手に持っていたはずの記憶の入ったビンはいつの間にか床に転がっていた。

 そして、それは無残にも、割れてしまっていた。

「あぁ……」

 もちろん、中に入っていた乃和の記憶も跡形もなく消えている。

「せっかくこれで乃和の記憶を戻せると思ったのにっ……あぁ……」

 あと、少しだったのに。

 五百年待ち望んだチャンスが、一瞬にして無になった。

 包帯の下のバグがうずく。とても不快だ。今までにないくらいに。そして、その気持ち悪さはもう抑えることができなかった。

 その「バグ」は包帯を突き破り、黒い電撃のようになってゼロナの周囲を暴れまわる。壁や床を大きくえぐり、壮大な音を立て……既にゼロナでは対処仕様のない状態だ。

「うぅ……」

 抑え込もうとしても、全く言うことをきかない。それに、視界が歪み意識が遠のく感覚がした。

「ふふ、やっぱりこうなったか。乃和離れて」

 藍星の声がする。

 やはり自分は、削除されてしまうのだろう。

 薄れゆく意識の中でそう思うと、耳元で乃和の声がした。

「落ち着いて!大丈夫だから!」

 それに、抱きしめられる感覚がする。

「乃和……離れてくだい……私のバグが何をするか分かりません……」

 それでも乃和はゼロナから離れることをしなかった。しっかりとその手はゼロナの背中にまわっている。

 そして、暴走するバグは乃和の体に突き刺さった。



 いつも寂しげな表情の藍星、初めてみる蓮の悲しそうな顏。

 それに、泣きそうな顏で自分に会いに来てくれた魔法使い。

 きっと自分は大切な何かを忘れている。

 そう信じることにした。

 ここの世界は違和感で溢れていて、誰もそれを気にも留めない。気付いているのは自分だけだ、と必死に言いかせていたことが、やっと救われた気がした。

 ゼロナのバグが乃和の体を突き抜けた瞬間、乃和は全てを思い出した。

 そう、今までの違和感を確信できたのだ。

「ゼロナ!落ち着いて!」

 乃和は必死になってゼロナのことを抱きしめる。

「五百年の間、覚えててくれてありがとう。また会えて嬉しい」

「の……わ……?」

 乃和はゼロナから体を離すと、彼の顏を見据える。バグが滲んだその顏は痛々しかったが、そんなことは気にならなかった。

 またゼロナに会えた。思い出すことができた。

「乃和っ思い出してくれたんですね……っ」

「うん、思い出したよ、全部」

「よかったです……うぅ」

 ふと気づくと、乃和とゼロナの周囲は、藍星を含めた研究員たちに取り囲まれていた。彼らの手には藍星と同じ形の拳銃が、握られている。
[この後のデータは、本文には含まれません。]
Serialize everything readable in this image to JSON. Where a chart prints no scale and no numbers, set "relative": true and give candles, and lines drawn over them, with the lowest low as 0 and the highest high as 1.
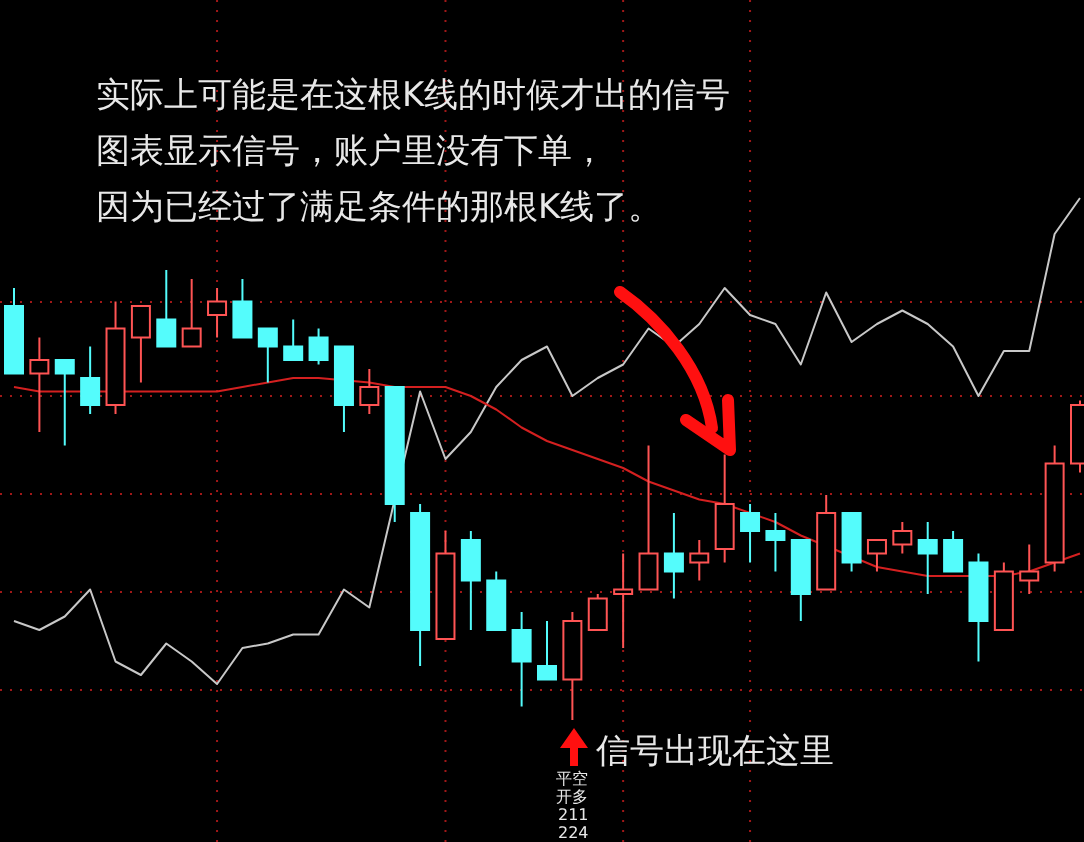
{
  "chart_data": {
    "type": "candlestick",
    "relative": true,
    "grid": true,
    "categories": [
      null,
      null,
      null,
      null,
      null,
      null,
      null,
      null,
      null,
      null,
      null,
      null,
      null,
      null,
      null,
      null,
      null,
      null,
      null,
      null,
      null,
      null,
      null,
      null,
      null,
      null,
      null,
      null,
      null,
      null,
      null,
      null,
      null,
      null,
      null,
      null,
      null,
      null,
      null,
      null,
      null,
      null,
      null
    ],
    "ohlc": [
      [
        0.92,
        0.96,
        0.77,
        0.77
      ],
      [
        0.77,
        0.85,
        0.64,
        0.8
      ],
      [
        0.8,
        0.8,
        0.61,
        0.77
      ],
      [
        0.76,
        0.83,
        0.68,
        0.7
      ],
      [
        0.7,
        0.93,
        0.68,
        0.87
      ],
      [
        0.85,
        0.92,
        0.75,
        0.92
      ],
      [
        0.89,
        1,
        0.83,
        0.83
      ],
      [
        0.83,
        0.98,
        0.83,
        0.87
      ],
      [
        0.9,
        0.96,
        0.85,
        0.93
      ],
      [
        0.93,
        0.98,
        0.85,
        0.85
      ],
      [
        0.87,
        0.87,
        0.75,
        0.83
      ],
      [
        0.83,
        0.89,
        0.8,
        0.8
      ],
      [
        0.85,
        0.87,
        0.79,
        0.8
      ],
      [
        0.83,
        0.83,
        0.64,
        0.7
      ],
      [
        0.7,
        0.78,
        0.68,
        0.74
      ],
      [
        0.74,
        0.74,
        0.44,
        0.48
      ],
      [
        0.46,
        0.48,
        0.12,
        0.2
      ],
      [
        0.18,
        0.42,
        0.18,
        0.37
      ],
      [
        0.4,
        0.42,
        0.2,
        0.31
      ],
      [
        0.31,
        0.33,
        0.2,
        0.2
      ],
      [
        0.2,
        0.24,
        0.03,
        0.13
      ],
      [
        0.12,
        0.22,
        0.09,
        0.09
      ],
      [
        0.09,
        0.24,
        0,
        0.22
      ],
      [
        0.2,
        0.28,
        0.2,
        0.27
      ],
      [
        0.28,
        0.37,
        0.16,
        0.29
      ],
      [
        0.29,
        0.61,
        0.29,
        0.37
      ],
      [
        0.37,
        0.46,
        0.27,
        0.33
      ],
      [
        0.35,
        0.4,
        0.31,
        0.37
      ],
      [
        0.38,
        0.59,
        0.35,
        0.48
      ],
      [
        0.46,
        0.48,
        0.35,
        0.42
      ],
      [
        0.42,
        0.46,
        0.33,
        0.4
      ],
      [
        0.4,
        0.4,
        0.22,
        0.28
      ],
      [
        0.29,
        0.5,
        0.29,
        0.46
      ],
      [
        0.46,
        0.46,
        0.33,
        0.35
      ],
      [
        0.37,
        0.4,
        0.33,
        0.4
      ],
      [
        0.39,
        0.44,
        0.37,
        0.42
      ],
      [
        0.4,
        0.44,
        0.28,
        0.37
      ],
      [
        0.4,
        0.42,
        0.33,
        0.33
      ],
      [
        0.35,
        0.37,
        0.13,
        0.22
      ],
      [
        0.2,
        0.35,
        0.2,
        0.33
      ],
      [
        0.31,
        0.39,
        0.28,
        0.33
      ],
      [
        0.35,
        0.61,
        0.33,
        0.57
      ],
      [
        0.57,
        0.71,
        0.55,
        0.7
      ]
    ],
    "colors": [
      "#54fcfc",
      "#ff5454",
      "#54fcfc",
      "#54fcfc",
      "#ff5454",
      "#ff5454",
      "#54fcfc",
      "#ff5454",
      "#ff5454",
      "#54fcfc",
      "#54fcfc",
      "#54fcfc",
      "#54fcfc",
      "#54fcfc",
      "#ff5454",
      "#54fcfc",
      "#54fcfc",
      "#ff5454",
      "#54fcfc",
      "#54fcfc",
      "#54fcfc",
      "#54fcfc",
      "#ff5454",
      "#ff5454",
      "#ff5454",
      "#ff5454",
      "#54fcfc",
      "#ff5454",
      "#ff5454",
      "#54fcfc",
      "#54fcfc",
      "#54fcfc",
      "#ff5454",
      "#54fcfc",
      "#ff5454",
      "#ff5454",
      "#54fcfc",
      "#54fcfc",
      "#54fcfc",
      "#ff5454",
      "#ff5454",
      "#ff5454",
      "#ff5454"
    ],
    "series": [
      {
        "type": "line",
        "color": "#c8c8c8",
        "values": [
          0.22,
          0.2,
          0.23,
          0.29,
          0.13,
          0.1,
          0.17,
          0.13,
          0.08,
          0.16,
          0.17,
          0.19,
          0.19,
          0.29,
          0.25,
          0.49,
          0.73,
          0.58,
          0.64,
          0.74,
          0.8,
          0.83,
          0.72,
          0.76,
          0.79,
          0.87,
          0.83,
          0.88,
          0.96,
          0.9,
          0.88,
          0.79,
          0.95,
          0.84,
          0.88,
          0.91,
          0.88,
          0.83,
          0.72,
          0.82,
          0.82,
          1.08,
          1.16
        ]
      },
      {
        "type": "line",
        "color": "#d42020",
        "values": [
          0.74,
          0.73,
          0.73,
          null,
          null,
          0.73,
          0.73,
          0.73,
          0.73,
          0.74,
          0.75,
          0.76,
          0.76,
          null,
          0.75,
          0.74,
          0.74,
          0.74,
          0.72,
          0.69,
          0.65,
          0.62,
          0.6,
          0.58,
          0.56,
          0.53,
          0.51,
          0.49,
          0.48,
          0.46,
          0.44,
          0.41,
          null,
          null,
          0.34,
          0.33,
          0.32,
          0.32,
          null,
          0.32,
          0.33,
          0.35,
          0.37
        ]
      }
    ],
    "annotations": [
      "实际上可能是在这根K线的时候才出的信号",
      "图表显示信号，账户里没有下单，",
      "因为已经过了满足条件的那根K线了。",
      "信号出现在这里",
      "平空",
      "开多",
      "211",
      "224"
    ]
  }
}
「乃和、そこどいてほしいな。バグ付きを処分できない」

 藍星は低い声でそう言うと、静かに微笑む。

「藍星、待って。お願いだからやめて!ほら、もう大丈夫じゃん。ゼロナのバグはとっくに落ち着いてる」

 いつの間にか周囲を暴走していたバグは、ゼロナの体の中に治まっていた。

 あたりを満たしているのは、緊迫した空気だけ。

「もしかして乃和、思い出したの?」

「……うん」

「ふふ、すごいなぁ。乃和は。あたしなんか全然思い出せないよ、大切なこと全部忘れちゃった、悲しいな」

 藍星は銃口を真っ直ぐゼロナに向けたまま、唇を噛みしめる。その瞳にはうっすらと涙が溜まっていた。

「藍星……」

「ここの世界にね、生まれちゃった時点で不自由なの。楽しいも悲しいも大切も判断するのは、みんな博士。だからあたしたちは感情を捨てた、そうするしかなかった。でも、乃和はきっとこれからも自由だよ、きっと何があっても。いいなぁ」

「そんなことっ……」

 その時、遠くの方から誰かの叫び声が聞こえる。

 それは乃和のきいたことのある声だった。

 藍星はそれに顔色を変えて呟いた。

「博士?」

「ろ過装置のある部屋の方からだ、行くぞ」

「……えぇ」

 そして、藍星と他の研究員たちは慌ただしくこの場から離れて行った。

 ……そして周囲は静まり返る。

「はぁ……とりあえずよかったー……」

 乃和は危機が運よく去ったことに、ほっと胸をなでおろした。自分だけはゼロナのことを守り切れる自信はない。

「乃和、ありがとうございます。お蔭で削除されずに済みました」

 振り返ると、ゼロナは弱々しく微笑んでいる。

「いや、わたし何もしてないよっ?」

「それは違いますよー。乃和の言葉がなかったらきっと私はバグに負けていました」

「……大げさだなーゼロナはいつも」

 乃和は苦笑しつつ立ち上がると、

「ゆっくり話たいとこだけど、さっき博士の悲鳴がきこえたのが気になるな。何かあったのかな……」

「いってみます?」

「うん」

 乃和はゼロナの言葉に頷いた。